Valor econômico, v.19, n.4613, 19/10/2018. Brasil, p. A3

 

Aneel terá nova solução para risco hidrológico de usinas 

Daniel Rittner 

Rafael Bitencourt 

19/10/2018

 

 

A Agência Nacional de Energia Elétrica (Aneel) prepara uma nova solução para o risco hidrológico. O impasse gira em torno das dívidas bilionárias acumuladas pelos donos de usinas hidrelétricas por gerarem energia abaixo do montante contratado. Depois da derrota sofrida pelo governo na terça-feira, quando o Senado rejeitou projeto de lei que ajudava na venda das distribuidoras geridas pela Eletrobras, uma das principais pendências do setor elétrico também ficou sem desfecho. A proposta havia incorporado uma emenda, com a concordância do Ministério de Minas e Energia, para resolver o problema do GSF (sigla em inglês como é conhecido o déficit na geração).

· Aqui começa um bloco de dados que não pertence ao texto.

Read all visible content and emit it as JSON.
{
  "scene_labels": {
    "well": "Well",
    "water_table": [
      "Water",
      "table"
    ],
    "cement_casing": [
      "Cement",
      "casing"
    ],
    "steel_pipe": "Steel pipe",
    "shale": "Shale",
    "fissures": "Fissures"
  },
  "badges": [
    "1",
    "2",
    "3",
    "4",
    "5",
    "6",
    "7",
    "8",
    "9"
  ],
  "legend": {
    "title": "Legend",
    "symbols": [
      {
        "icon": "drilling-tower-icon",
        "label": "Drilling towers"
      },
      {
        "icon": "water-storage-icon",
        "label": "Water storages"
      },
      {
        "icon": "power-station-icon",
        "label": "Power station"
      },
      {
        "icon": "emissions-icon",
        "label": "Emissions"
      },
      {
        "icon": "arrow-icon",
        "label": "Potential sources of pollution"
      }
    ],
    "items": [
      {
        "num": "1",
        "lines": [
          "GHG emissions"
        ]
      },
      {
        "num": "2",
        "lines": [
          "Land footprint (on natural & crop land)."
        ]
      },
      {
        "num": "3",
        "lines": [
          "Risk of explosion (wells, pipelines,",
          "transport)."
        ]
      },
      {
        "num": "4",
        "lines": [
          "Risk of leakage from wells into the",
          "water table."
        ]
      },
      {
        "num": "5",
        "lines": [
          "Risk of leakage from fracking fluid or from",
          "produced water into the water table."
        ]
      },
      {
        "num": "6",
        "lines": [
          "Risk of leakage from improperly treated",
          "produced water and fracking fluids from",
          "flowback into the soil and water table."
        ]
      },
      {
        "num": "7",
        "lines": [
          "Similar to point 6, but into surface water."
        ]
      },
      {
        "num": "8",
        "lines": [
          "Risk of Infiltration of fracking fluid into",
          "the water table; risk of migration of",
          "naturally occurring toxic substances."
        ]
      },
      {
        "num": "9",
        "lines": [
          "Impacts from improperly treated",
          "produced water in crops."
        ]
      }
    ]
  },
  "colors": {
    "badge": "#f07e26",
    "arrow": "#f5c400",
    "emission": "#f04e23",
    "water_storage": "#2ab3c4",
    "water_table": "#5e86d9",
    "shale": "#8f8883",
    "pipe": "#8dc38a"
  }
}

O diretor-geral da Aneel, André Pepitone, convocou um grupo de empresas formado pelos cinco maiores devedores e credores do mercado para uma reunião na próxima semana. Ele vai apresentar uma nova alternativa para desatar o nó que tem travado a liquidação financeira dos contratos de compra e venda no mercado livre de energia, que representa quase 30% do sistema.

O déficit hidrológico ocorre quando as usinas produzem menos do que são obrigadas a entregar para seus clientes, por contrato, devido à estiagem severa e à queda no volume das represas.

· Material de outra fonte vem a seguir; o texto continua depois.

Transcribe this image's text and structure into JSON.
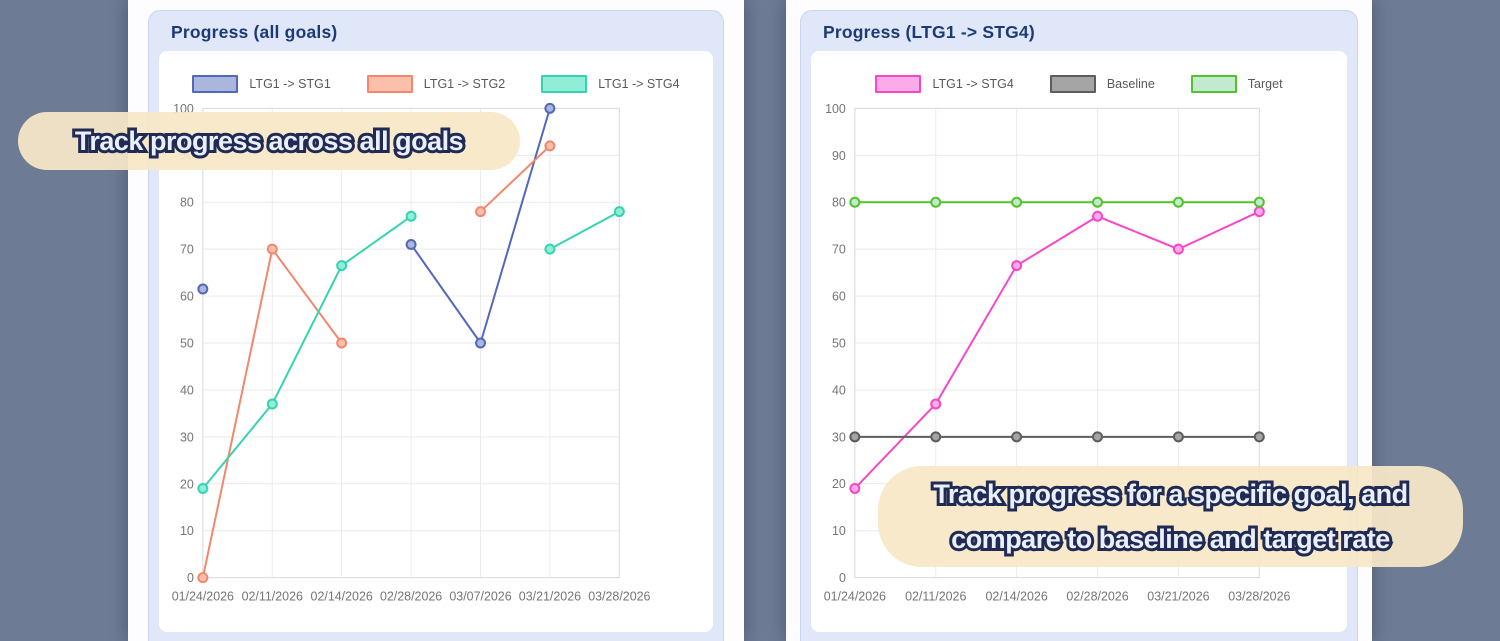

Liminares judiciais impedem hoje a liquidação de R$ 8,8 bilhões em contratos. No entanto, a agência estima que esse valor poderia ter um corte de pelo menos 40%, pelo simples fato de que muitos devedores em uma ponta são também credores em outras operações. Com isso, o valor líquido das dívidas ficaria em R$ 6 bilhões - ou até mesmo abaixo.

O cerne da nova proposta prevê que as empresas devem entrar em acordos bilaterais, submetendo-se à chancela da Aneel e definindo um prazo para a quitação do passivo, mediante a desistência das ações judiciais em andamento. Para resolver o problema do passado e a forma de pagamento, se à vista ou em parcelas, Pepitone esclarece: "Temos toda a tolerância com relação a prazos".

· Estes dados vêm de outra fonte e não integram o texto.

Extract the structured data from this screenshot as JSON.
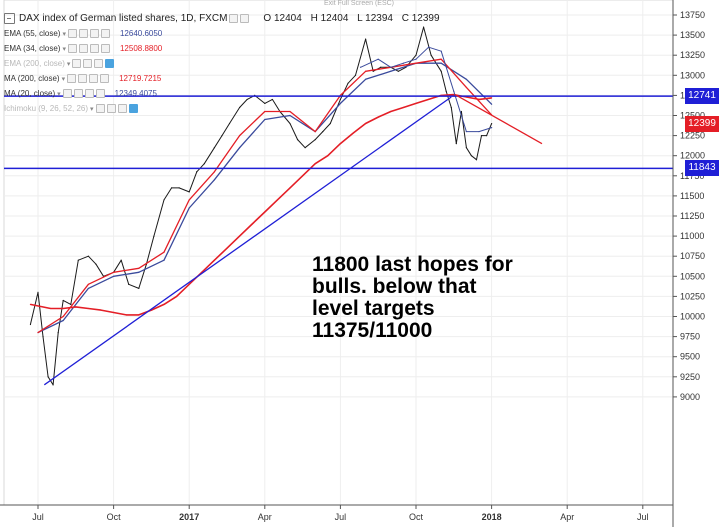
{
  "header": {
    "title": "DAX index of German listed shares, 1D, FXCM",
    "ohlc": {
      "o": "O 12404",
      "h": "H 12404",
      "l": "L 12394",
      "c": "C 12399"
    },
    "exit_fullscreen": "Exit Full Screen (ESC)"
  },
  "indicators": [
    {
      "label": "EMA (55, close)",
      "value": "12640.6050",
      "color": "#3a4a9c",
      "faded": false
    },
    {
      "label": "EMA (34, close)",
      "value": "12508.8800",
      "color": "#e41e26",
      "faded": false
    },
    {
      "label": "EMA (200, close)",
      "value": "",
      "color": "",
      "faded": true
    },
    {
      "label": "MA (200, close)",
      "value": "12719.7215",
      "color": "#e41e26",
      "faded": false
    },
    {
      "label": "MA (20, close)",
      "value": "12349.4075",
      "color": "#3a4a9c",
      "faded": false
    },
    {
      "label": "Ichimoku (9, 26, 52, 26)",
      "value": "",
      "color": "",
      "faded": true
    }
  ],
  "price_tags": [
    {
      "value": "12741",
      "color": "#1f1fd6"
    },
    {
      "value": "12399",
      "color": "#e41e26"
    },
    {
      "value": "11843",
      "color": "#1f1fd6"
    }
  ],
  "annotation": "11800 last hopes for\nbulls. below that\nlevel targets\n11375/11000",
  "chart_data": {
    "type": "line",
    "price_axis_ticks": [
      9000,
      9250,
      9500,
      9750,
      10000,
      10250,
      10500,
      10750,
      11000,
      11250,
      11500,
      11750,
      12000,
      12250,
      12500,
      12750,
      13000,
      13250,
      13500,
      13750
    ],
    "time_axis_labels": [
      "Jul",
      "Oct",
      "2017",
      "Apr",
      "Jul",
      "Oct",
      "2018",
      "Apr",
      "Jul"
    ],
    "time_axis_bold": [
      false,
      false,
      true,
      false,
      false,
      false,
      true,
      false,
      false
    ],
    "grid": true,
    "levels": [
      {
        "name": "resistance",
        "value": 12741,
        "color": "#1f1fd6"
      },
      {
        "name": "support",
        "value": 11843,
        "color": "#1f1fd6"
      }
    ],
    "trendlines": [
      {
        "name": "uptrend",
        "color": "#1f1fd6",
        "points": [
          [
            0.25,
            9150
          ],
          [
            16.4,
            12730
          ]
        ]
      },
      {
        "name": "down-tangent",
        "color": "#e41e26",
        "points": [
          [
            16.55,
            12760
          ],
          [
            20.0,
            12150
          ]
        ]
      }
    ],
    "series": [
      {
        "name": "DAX",
        "color": "#1a1a1a",
        "x": [
          -0.3,
          0,
          0.2,
          0.4,
          0.6,
          0.8,
          1.0,
          1.3,
          1.6,
          2.0,
          2.3,
          2.6,
          3.0,
          3.3,
          3.6,
          4.0,
          4.3,
          4.6,
          5.0,
          5.3,
          5.6,
          6.0,
          6.3,
          6.6,
          7.0,
          7.3,
          7.6,
          8.0,
          8.3,
          8.6,
          9.0,
          9.3,
          9.6,
          10.0,
          10.3,
          10.6,
          11.0,
          11.3,
          11.6,
          12.0,
          12.3,
          12.6,
          13.0,
          13.3,
          13.6,
          14.0,
          14.3,
          14.6,
          15.0,
          15.3,
          15.6,
          16.0,
          16.2,
          16.4,
          16.6,
          16.8,
          17.0,
          17.2,
          17.4,
          17.6,
          17.8,
          18.0
        ],
        "values": [
          9900,
          10300,
          9750,
          9250,
          9150,
          9800,
          10200,
          10150,
          10700,
          10750,
          10650,
          10500,
          10550,
          10700,
          10400,
          10350,
          10650,
          11000,
          11450,
          11600,
          11600,
          11550,
          11800,
          11900,
          12100,
          12250,
          12400,
          12600,
          12700,
          12750,
          12650,
          12700,
          12550,
          12400,
          12200,
          12100,
          12200,
          12300,
          12400,
          12700,
          12900,
          13000,
          13450,
          13050,
          13100,
          13100,
          13050,
          13100,
          13250,
          13600,
          13250,
          13050,
          12800,
          12600,
          12150,
          12550,
          12100,
          12000,
          11950,
          12250,
          12250,
          12399
        ]
      },
      {
        "name": "EMA 55",
        "color": "#3a4a9c",
        "x": [
          0,
          1,
          2,
          3,
          4,
          5,
          6,
          7,
          8,
          9,
          10,
          11,
          12,
          13,
          14,
          15,
          16,
          17,
          18
        ],
        "values": [
          9800,
          9950,
          10350,
          10500,
          10550,
          10700,
          11350,
          11700,
          12100,
          12450,
          12500,
          12300,
          12650,
          12950,
          13050,
          13150,
          13150,
          12950,
          12640
        ]
      },
      {
        "name": "EMA 34",
        "color": "#e41e26",
        "x": [
          0,
          1,
          2,
          3,
          4,
          5,
          6,
          7,
          8,
          9,
          10,
          11,
          12,
          13,
          14,
          15,
          16,
          17,
          18
        ],
        "values": [
          9800,
          10000,
          10400,
          10550,
          10600,
          10800,
          11450,
          11800,
          12250,
          12550,
          12550,
          12300,
          12750,
          13050,
          13100,
          13150,
          13200,
          12850,
          12508
        ]
      },
      {
        "name": "MA 200",
        "color": "#e41e26",
        "x": [
          -0.3,
          0.5,
          1,
          1.5,
          2,
          2.5,
          3,
          3.5,
          4,
          4.5,
          5,
          5.5,
          6,
          6.5,
          7,
          7.5,
          8,
          8.5,
          9,
          9.5,
          10,
          10.5,
          11,
          11.5,
          12,
          12.5,
          13,
          13.5,
          14,
          14.5,
          15,
          15.5,
          16,
          16.5,
          17,
          17.5,
          18
        ],
        "values": [
          10150,
          10100,
          10100,
          10120,
          10100,
          10080,
          10050,
          10020,
          10020,
          10080,
          10150,
          10250,
          10400,
          10550,
          10700,
          10850,
          11000,
          11150,
          11300,
          11450,
          11600,
          11750,
          11900,
          12000,
          12150,
          12280,
          12400,
          12480,
          12550,
          12600,
          12650,
          12700,
          12750,
          12760,
          12730,
          12700,
          12719
        ]
      },
      {
        "name": "MA 20",
        "color": "#3a4a9c",
        "x": [
          12.8,
          13.5,
          14,
          14.5,
          15,
          15.5,
          16,
          16.5,
          17,
          17.5,
          18
        ],
        "values": [
          13100,
          13200,
          13100,
          13150,
          13200,
          13350,
          13300,
          12800,
          12300,
          12300,
          12349
        ]
      }
    ]
  }
}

Como estímulo à assinatura de acordos extrajudiciais entre devedores e credores, a Aneel desenhou um mecanismo que atenua significativamente o risco hidrológico daqui em diante. Somente quem tiver regularizado sua situação teria acesso ao regime para minimizar o problema do GSF nas usinas.

Por essa proposta, geradores deverão comprar no mínimo 5% da garantia física (a produção efetiva) de suas usinas, mas o percentual pode até ser maior e fica a critério de cada dono de hidrelétrica. A única exigência é que sejam megawatts provenientes da energia de reserva - regime de contratação criado para aumentar a segurança do sistema.

Essa energia, predominantemente de térmicas e eólicas, representa uma espécie de "seguro" no suprimento aos consumidores. Hoje a remuneração é feita por um pequeno adicional tarifário nas contas de luz das distribuidoras.

O valor atual da energia de reserva está em R$ 220 por megawatt-hora. Conforme explica Pepitone, o gerador pagaria esse preço. Quando o PLD - preço de referência no mercado de curto prazo - ficar acima desse valor, os donos de usinas podem lucrar com a venda do excedente a preços altos. E eventualmente usar o ganho para ir abatendo o passivo. Quando ficar abaixo de R$ 220, caberá ao gerador decidir se repassa ou não a perda aos clientes. Ponto fundamental: de 2015 para cá, quando o risco hidrológico se agravou, o PLD se mantém acima de R$ 220.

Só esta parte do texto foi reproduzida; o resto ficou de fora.